От неожиданности Судзуки едва не выпрыгивает из собственной одежды. Рядом с ним стоит мальчик. Должно быть, он слишком отвлекся, закрывая свой зонт, и не услышал звуки его шагов. Светло-голубой зонтик и коротко подстриженные волосы делают мальчика похожим на ребенка, мечтающего о службе на флоте. Говоря, он очень мило задирает нос, глядя на собеседника снизу вверх.
– Просто это мой дом.
– Вот как…
– Меня зовут Кентаро, – представляется мальчик.
Судзуки оглядывает его. Должно быть, он учится в среднем классе младшей школы.
– Вы ищете моего папу?
После короткой заминки Судзуки отвечает:
– Да, верно. Твой папа дома?
Он уже принял решение. Нельзя терять время. «Я просто должен это сделать. Как ты всегда мне говорила».
– Папа учил меня никогда не доверять людям, которые не называют тебе свое имя, когда ты называешь им свое.
– А… Я Судзуки.
– Кто тебя так назвал?
– Что?
– Кто дал тебе имя Судзуки? Мое имя, Кентаро, выбрала моя мама.
– А, так это же моя фамилия[16]. – Неуместный вопрос мальчика сбивает его с толку.
– Папа не любит, когда люди вот так улыбаются.
Теперь Судзуки начинает чувствовать раздражение и досаду. Вместе с тем он растерян.

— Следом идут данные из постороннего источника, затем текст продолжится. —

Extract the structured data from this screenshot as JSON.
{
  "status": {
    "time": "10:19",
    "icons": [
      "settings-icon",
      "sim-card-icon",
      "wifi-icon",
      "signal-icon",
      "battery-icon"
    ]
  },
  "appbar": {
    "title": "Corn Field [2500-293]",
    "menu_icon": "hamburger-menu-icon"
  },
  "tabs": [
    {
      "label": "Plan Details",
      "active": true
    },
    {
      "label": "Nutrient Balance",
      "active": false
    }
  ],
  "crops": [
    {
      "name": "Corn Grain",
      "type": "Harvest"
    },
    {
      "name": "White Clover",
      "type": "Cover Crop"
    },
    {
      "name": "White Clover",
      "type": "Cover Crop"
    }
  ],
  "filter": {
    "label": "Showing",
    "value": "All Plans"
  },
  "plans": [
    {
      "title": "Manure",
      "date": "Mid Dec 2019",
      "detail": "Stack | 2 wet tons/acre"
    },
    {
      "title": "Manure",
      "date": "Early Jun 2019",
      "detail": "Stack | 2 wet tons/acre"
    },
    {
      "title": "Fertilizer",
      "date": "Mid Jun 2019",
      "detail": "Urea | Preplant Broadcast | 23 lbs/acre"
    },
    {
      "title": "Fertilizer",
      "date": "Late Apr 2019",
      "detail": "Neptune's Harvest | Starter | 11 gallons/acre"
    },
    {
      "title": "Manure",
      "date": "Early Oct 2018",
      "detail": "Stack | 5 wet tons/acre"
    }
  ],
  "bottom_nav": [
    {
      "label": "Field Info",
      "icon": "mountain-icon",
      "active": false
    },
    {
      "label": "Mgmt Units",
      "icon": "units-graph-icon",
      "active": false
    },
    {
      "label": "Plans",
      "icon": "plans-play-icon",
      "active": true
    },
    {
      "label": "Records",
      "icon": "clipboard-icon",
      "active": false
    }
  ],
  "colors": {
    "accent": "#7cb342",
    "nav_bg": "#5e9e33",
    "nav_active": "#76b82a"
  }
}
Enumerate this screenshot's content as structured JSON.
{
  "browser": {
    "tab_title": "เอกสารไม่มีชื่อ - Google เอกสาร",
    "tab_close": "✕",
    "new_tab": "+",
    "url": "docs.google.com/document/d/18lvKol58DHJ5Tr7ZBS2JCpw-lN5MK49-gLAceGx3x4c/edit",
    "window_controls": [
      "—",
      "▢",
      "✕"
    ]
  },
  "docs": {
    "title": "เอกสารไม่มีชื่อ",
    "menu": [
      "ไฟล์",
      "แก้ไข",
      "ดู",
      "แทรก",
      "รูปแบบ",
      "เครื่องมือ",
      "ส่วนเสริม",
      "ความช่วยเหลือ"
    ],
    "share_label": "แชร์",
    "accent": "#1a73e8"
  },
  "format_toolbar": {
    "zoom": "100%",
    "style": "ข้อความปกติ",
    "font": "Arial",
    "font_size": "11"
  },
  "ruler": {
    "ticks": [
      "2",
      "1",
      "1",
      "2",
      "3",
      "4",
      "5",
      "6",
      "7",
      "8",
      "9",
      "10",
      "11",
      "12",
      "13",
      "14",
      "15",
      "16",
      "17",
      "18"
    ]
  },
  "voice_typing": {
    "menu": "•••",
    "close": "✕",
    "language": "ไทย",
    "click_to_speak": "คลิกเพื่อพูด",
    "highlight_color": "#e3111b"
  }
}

Он пришел, разыскивая человека, который совершил убийство, но вместо этого переливает из пустого в порожнее, ведя праздную беседу с маленьким мальчиком. Эта несообразность дезориентирует его.
Мальчик открывает ворота и направляется к дому.
– Ну хорошо, я пойду позову папу.
Судзуки смотрит вниз на носки своих ботинок, затем прикрывает глаза. «Мог ли я ошибиться?» Его уверенность и воля пошатнулись, и сомнения начинают возникать одно за другим. «Может быть, я должен уйти? Может быть, я должен просто убежать и вернуться к себе домой?»
Он слышит какой-то звук и поднимает взгляд.
Его сердце едва не выпрыгивает из груди. Прямо перед ним, придерживая створку ворот, стоит мужчина. Он появился так же внезапно, как до этого мальчик. Тот же самый человек, которого он видел прошлой ночью на перекрестке, в этом нет никаких сомнений. Все волоски на теле Судзуки поднимаются дыбом. На мужчине черная водолазка и коричневые вельветовые брюки. У него худое лицо со впалыми щеками, и общее впечатление от него, как от остро заточенного лезвия. Судзуки с трудом сглатывает. У мужчины длинные растрепанные волосы, его большие глаза широко распахнуты и смотрят холодным пронизывающим взглядом.
– Мое имя Судзуки.
Выражение лица мужчины остается бесстрастным, он никак не реагирует. Он мог бы просто сказать: «Я вас не знаю» или «Уходите» и прогнать Судзуки прочь – или же рассердиться и потребовать объяснений, каким образом Судзуки узнал, где он живет. Но мужчина просто тихо смотрит.
Затем…
– Асагао, – отвечает он, называя свое имя.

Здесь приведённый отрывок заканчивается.